Types of Land Surveys in Georgia

Not all surveys serve the same purpose. The type of survey needed depends on the nature of the property, the transaction, and the question being answered.

A boundary survey — also called a mortgage survey or loan survey — is the most common residential survey. It reestablishes the property lines as defined by the legal description in the deed, locates or sets property corners with physical markers, documents improvements on the property and their relationship to the boundary lines, identifies encroachments from neighboring structures or fences, and produces a plat. Most lenders require a mortgage survey as part of the loan approval process for real estate purchases.

An ALTA/NSPS survey meets the comprehensive national standards established by the American Land Title Association and the National Society of Professional Surveyors. It goes significantly beyond a standard boundary survey, incorporating a review of the title commitment and identifying every matter affecting ownership that is visible from an inspection of the property. ALTA surveys are generally required for commercial property transactions and when institutional lenders, title insurers, or out-of-state parties need the highest level of assurance about a property's condition and title. They are more expensive than boundary surveys and take longer to prepare.

A topographic survey maps the elevation, contours, drainage, and physical features of the land — hills, valleys, trees, structures, and natural features — without focusing on boundary determination. These surveys are essential for architects and engineers in the design phase of construction projects, site planning, and drainage analysis.

A construction survey establishes precise control points on the ground to guide the physical placement of proposed improvements. Builders use construction surveys to confirm that structures are positioned correctly within setback lines, in compliance with zoning requirements, and not encroaching on easements.

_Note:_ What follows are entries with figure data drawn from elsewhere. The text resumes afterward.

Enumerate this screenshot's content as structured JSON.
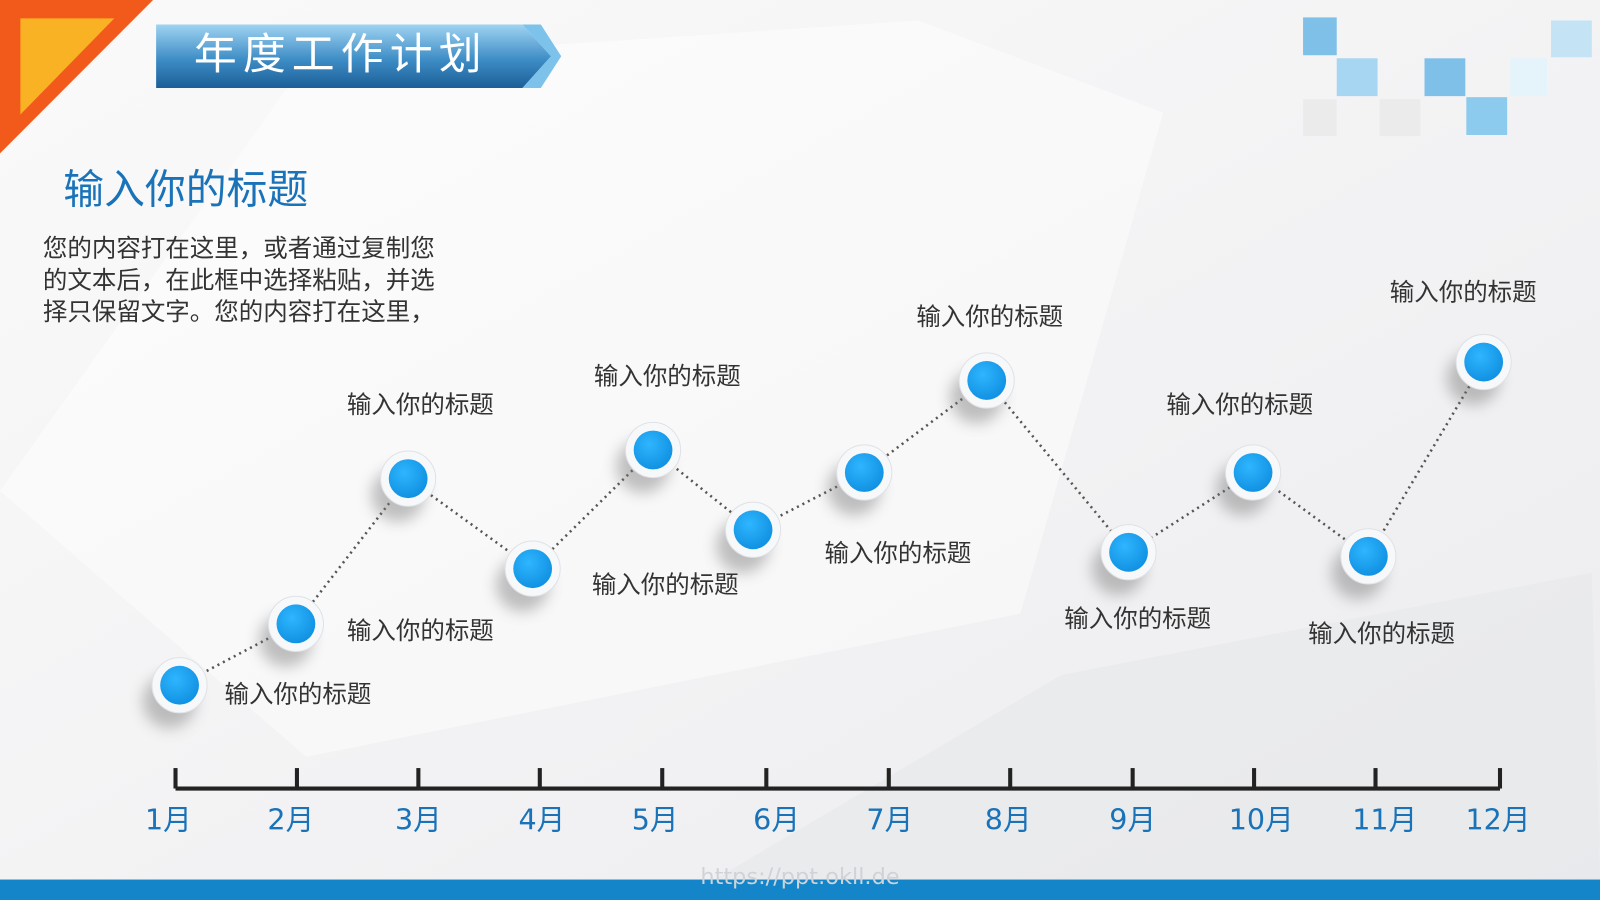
{
  "header": {
    "title": "年度工作计划"
  },
  "section": {
    "title": "输入你的标题",
    "body": "您的内容打在这里，或者通过复制您的文本后，在此框中选择粘贴，并选择只保留文字。您的内容打在这里，"
  },
  "timeline": {
    "milestones": [
      "输入你的标题",
      "输入你的标题",
      "输入你的标题",
      "输入你的标题",
      "输入你的标题",
      "输入你的标题",
      "输入你的标题",
      "输入你的标题",
      "输入你的标题",
      "输入你的标题",
      "输入你的标题"
    ],
    "months": [
      "1月",
      "2月",
      "3月",
      "4月",
      "5月",
      "6月",
      "7月",
      "8月",
      "9月",
      "10月",
      "11月",
      "12月"
    ]
  },
  "footer": {
    "watermark": "https://ppt.okll.de"
  }
}
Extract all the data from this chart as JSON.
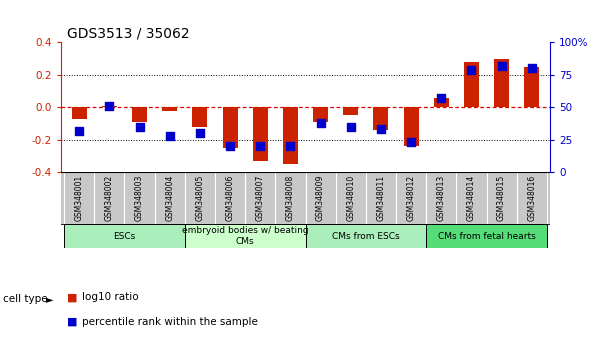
{
  "title": "GDS3513 / 35062",
  "samples": [
    "GSM348001",
    "GSM348002",
    "GSM348003",
    "GSM348004",
    "GSM348005",
    "GSM348006",
    "GSM348007",
    "GSM348008",
    "GSM348009",
    "GSM348010",
    "GSM348011",
    "GSM348012",
    "GSM348013",
    "GSM348014",
    "GSM348015",
    "GSM348016"
  ],
  "log10_ratio": [
    -0.07,
    0.01,
    -0.09,
    -0.02,
    -0.12,
    -0.25,
    -0.33,
    -0.35,
    -0.09,
    -0.05,
    -0.14,
    -0.24,
    0.06,
    0.28,
    0.3,
    0.25
  ],
  "percentile_rank": [
    32,
    51,
    35,
    28,
    30,
    20,
    20,
    20,
    38,
    35,
    33,
    23,
    57,
    79,
    82,
    80
  ],
  "bar_color": "#cc2200",
  "dot_color": "#0000cc",
  "ylim": [
    -0.4,
    0.4
  ],
  "y2lim": [
    0,
    100
  ],
  "yticks": [
    -0.4,
    -0.2,
    0.0,
    0.2,
    0.4
  ],
  "y2ticks": [
    0,
    25,
    50,
    75,
    100
  ],
  "y2ticklabels": [
    "0",
    "25",
    "50",
    "75",
    "100%"
  ],
  "dotted_lines": [
    -0.2,
    0.2
  ],
  "zero_line_color": "#dd0000",
  "dotted_color": "black",
  "groups": [
    {
      "label": "ESCs",
      "start": 0,
      "end": 4,
      "color": "#aaeebb"
    },
    {
      "label": "embryoid bodies w/ beating\nCMs",
      "start": 4,
      "end": 8,
      "color": "#ccffcc"
    },
    {
      "label": "CMs from ESCs",
      "start": 8,
      "end": 12,
      "color": "#aaeebb"
    },
    {
      "label": "CMs from fetal hearts",
      "start": 12,
      "end": 16,
      "color": "#55dd77"
    }
  ],
  "legend_red_label": "log10 ratio",
  "legend_blue_label": "percentile rank within the sample",
  "cell_type_label": "cell type",
  "bg_color": "white",
  "bar_width": 0.5,
  "dot_size": 28
}
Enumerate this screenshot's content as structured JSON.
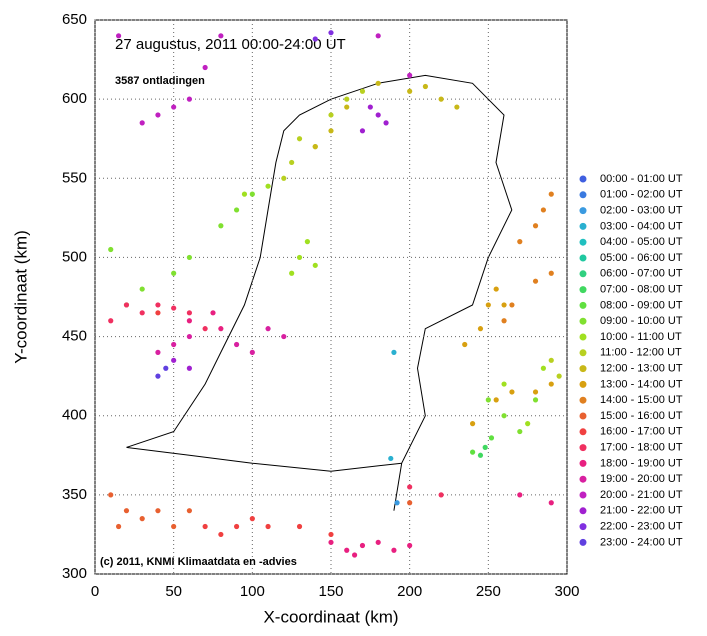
{
  "chart_data": {
    "type": "scatter",
    "title": "27 augustus, 2011    00:00-24:00 UT",
    "subtitle": "3587 ontladingen",
    "footnote": "(c) 2011, KNMI Klimaatdata en -advies",
    "x_label": "X-coordinaat (km)",
    "y_label": "Y-coordinaat (km)",
    "xlim": [
      0,
      300
    ],
    "ylim": [
      300,
      650
    ],
    "xticks": [
      0,
      50,
      100,
      150,
      200,
      250,
      300
    ],
    "yticks": [
      300,
      350,
      400,
      450,
      500,
      550,
      600,
      650
    ],
    "grid": true,
    "legend": "right",
    "series": [
      {
        "name": "00:00 - 01:00 UT",
        "color": "#3f5fe0",
        "x": [],
        "y": []
      },
      {
        "name": "01:00 - 02:00 UT",
        "color": "#3a7ae0",
        "x": [],
        "y": []
      },
      {
        "name": "02:00 - 03:00 UT",
        "color": "#3a9ae0",
        "x": [
          192
        ],
        "y": [
          345
        ]
      },
      {
        "name": "03:00 - 04:00 UT",
        "color": "#2ab0d0",
        "x": [
          188,
          190
        ],
        "y": [
          373,
          440
        ]
      },
      {
        "name": "04:00 - 05:00 UT",
        "color": "#20c0c0",
        "x": [],
        "y": []
      },
      {
        "name": "05:00 - 06:00 UT",
        "color": "#20c8a0",
        "x": [],
        "y": []
      },
      {
        "name": "06:00 - 07:00 UT",
        "color": "#30d080",
        "x": [],
        "y": []
      },
      {
        "name": "07:00 - 08:00 UT",
        "color": "#40d860",
        "x": [
          248,
          245
        ],
        "y": [
          380,
          375
        ]
      },
      {
        "name": "08:00 - 09:00 UT",
        "color": "#60e040",
        "x": [
          252,
          240
        ],
        "y": [
          386,
          377
        ]
      },
      {
        "name": "09:00 - 10:00 UT",
        "color": "#80e030",
        "x": [
          10,
          30,
          60,
          80,
          100,
          90,
          50,
          20,
          260,
          270,
          280,
          250
        ],
        "y": [
          505,
          480,
          500,
          520,
          540,
          530,
          490,
          470,
          400,
          390,
          410,
          410
        ]
      },
      {
        "name": "10:00 - 11:00 UT",
        "color": "#a0e020",
        "x": [
          130,
          135,
          140,
          125,
          95,
          110,
          260,
          275,
          285
        ],
        "y": [
          500,
          510,
          495,
          490,
          540,
          545,
          420,
          395,
          430
        ]
      },
      {
        "name": "11:00 - 12:00 UT",
        "color": "#b8d020",
        "x": [
          120,
          125,
          130,
          150,
          160,
          170,
          140,
          290,
          295
        ],
        "y": [
          550,
          560,
          575,
          590,
          600,
          605,
          570,
          435,
          425
        ]
      },
      {
        "name": "12:00 - 13:00 UT",
        "color": "#c8b818",
        "x": [
          140,
          150,
          160,
          180,
          200,
          210,
          230,
          220
        ],
        "y": [
          570,
          580,
          595,
          610,
          605,
          608,
          595,
          600
        ]
      },
      {
        "name": "13:00 - 14:00 UT",
        "color": "#d8a010",
        "x": [
          250,
          255,
          260,
          245,
          235,
          255,
          265,
          280,
          290,
          240
        ],
        "y": [
          470,
          480,
          470,
          455,
          445,
          410,
          415,
          415,
          420,
          395
        ]
      },
      {
        "name": "14:00 - 15:00 UT",
        "color": "#e08020",
        "x": [
          270,
          280,
          285,
          290,
          290,
          280,
          260,
          265
        ],
        "y": [
          510,
          520,
          530,
          540,
          490,
          485,
          460,
          470
        ]
      },
      {
        "name": "15:00 - 16:00 UT",
        "color": "#e86030",
        "x": [
          10,
          20,
          30,
          40,
          50,
          15,
          60,
          200
        ],
        "y": [
          350,
          340,
          335,
          340,
          330,
          330,
          340,
          345
        ]
      },
      {
        "name": "16:00 - 17:00 UT",
        "color": "#f04040",
        "x": [
          70,
          80,
          90,
          100,
          110,
          130,
          150,
          40
        ],
        "y": [
          330,
          325,
          330,
          335,
          330,
          330,
          325,
          465
        ]
      },
      {
        "name": "17:00 - 18:00 UT",
        "color": "#f03060",
        "x": [
          20,
          30,
          40,
          50,
          10,
          60,
          70,
          200,
          220
        ],
        "y": [
          470,
          465,
          470,
          468,
          460,
          465,
          455,
          355,
          350
        ]
      },
      {
        "name": "18:00 - 19:00 UT",
        "color": "#e82080",
        "x": [
          150,
          160,
          170,
          180,
          190,
          200,
          165,
          60,
          80,
          75,
          270,
          290
        ],
        "y": [
          320,
          315,
          318,
          320,
          315,
          318,
          312,
          460,
          455,
          465,
          350,
          345
        ]
      },
      {
        "name": "19:00 - 20:00 UT",
        "color": "#d820a0",
        "x": [
          40,
          50,
          60,
          90,
          100,
          120,
          110
        ],
        "y": [
          440,
          445,
          450,
          445,
          440,
          450,
          455
        ]
      },
      {
        "name": "20:00 - 21:00 UT",
        "color": "#c020c0",
        "x": [
          30,
          40,
          50,
          60,
          70,
          80,
          15,
          180,
          200
        ],
        "y": [
          585,
          590,
          595,
          600,
          620,
          640,
          640,
          640,
          615
        ]
      },
      {
        "name": "21:00 - 22:00 UT",
        "color": "#a020d0",
        "x": [
          180,
          175,
          185,
          170,
          60,
          50
        ],
        "y": [
          590,
          595,
          585,
          580,
          430,
          435
        ]
      },
      {
        "name": "22:00 - 23:00 UT",
        "color": "#8030e0",
        "x": [
          140,
          150
        ],
        "y": [
          638,
          642
        ]
      },
      {
        "name": "23:00 - 24:00 UT",
        "color": "#6040e0",
        "x": [
          40,
          45
        ],
        "y": [
          425,
          430
        ]
      }
    ]
  }
}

A subdivision plat survey is required when a larger parcel is being divided into multiple lots for sale or development. The plat must meet county requirements for lot dimensions and access, and must be recorded in the county land records before lots can be conveyed separately.

An estate survey — also called an exemption plat — is a specific survey required in Georgia when property is being subdivided to deed to family members, allowing divisions that might otherwise trigger full subdivision approval requirements.

An elevation certificate, while not technically a boundary survey, is an important document often required in connection with flood insurance — it establishes a structure's elevation relative to the base flood elevation on FEMA flood zone maps.

When Is a Survey Necessary?

A survey is typically necessary when buying property with a lender — most mortgage lenders require one. It is also needed when resolving a boundary dispute or encroachment with a neighbor, before constructing a building, fence, or improvement near the property line, before subdividing a parcel, when clearing a title issue or confirming easement locations, and anytime there is any uncertainty about where the legal boundaries of a property lie.

Even when a survey isn't strictly required — particularly in residential cash purchases — obtaining one protects the buyer by confirming that the property they're purchasing matches what is described in the deed and is free of visible encroachments or adverse claims.

Surveys and Legal Disputes

A survey certified by a licensed Georgia Professional Land Surveyor carries significant legal weight and is relied upon by courts in boundary disputes. However, a survey does not automatically resolve a dispute if a neighbor challenges it. In contested cases, courts weigh survey evidence alongside other evidence including deeds, historical occupation, and physical features. Discrepancies between deed descriptions and survey findings — which are not uncommon in older Georgia properties — may require a corrective deed, a boundary line agreement, or in serious disputes, a quiet title action in Superior Court.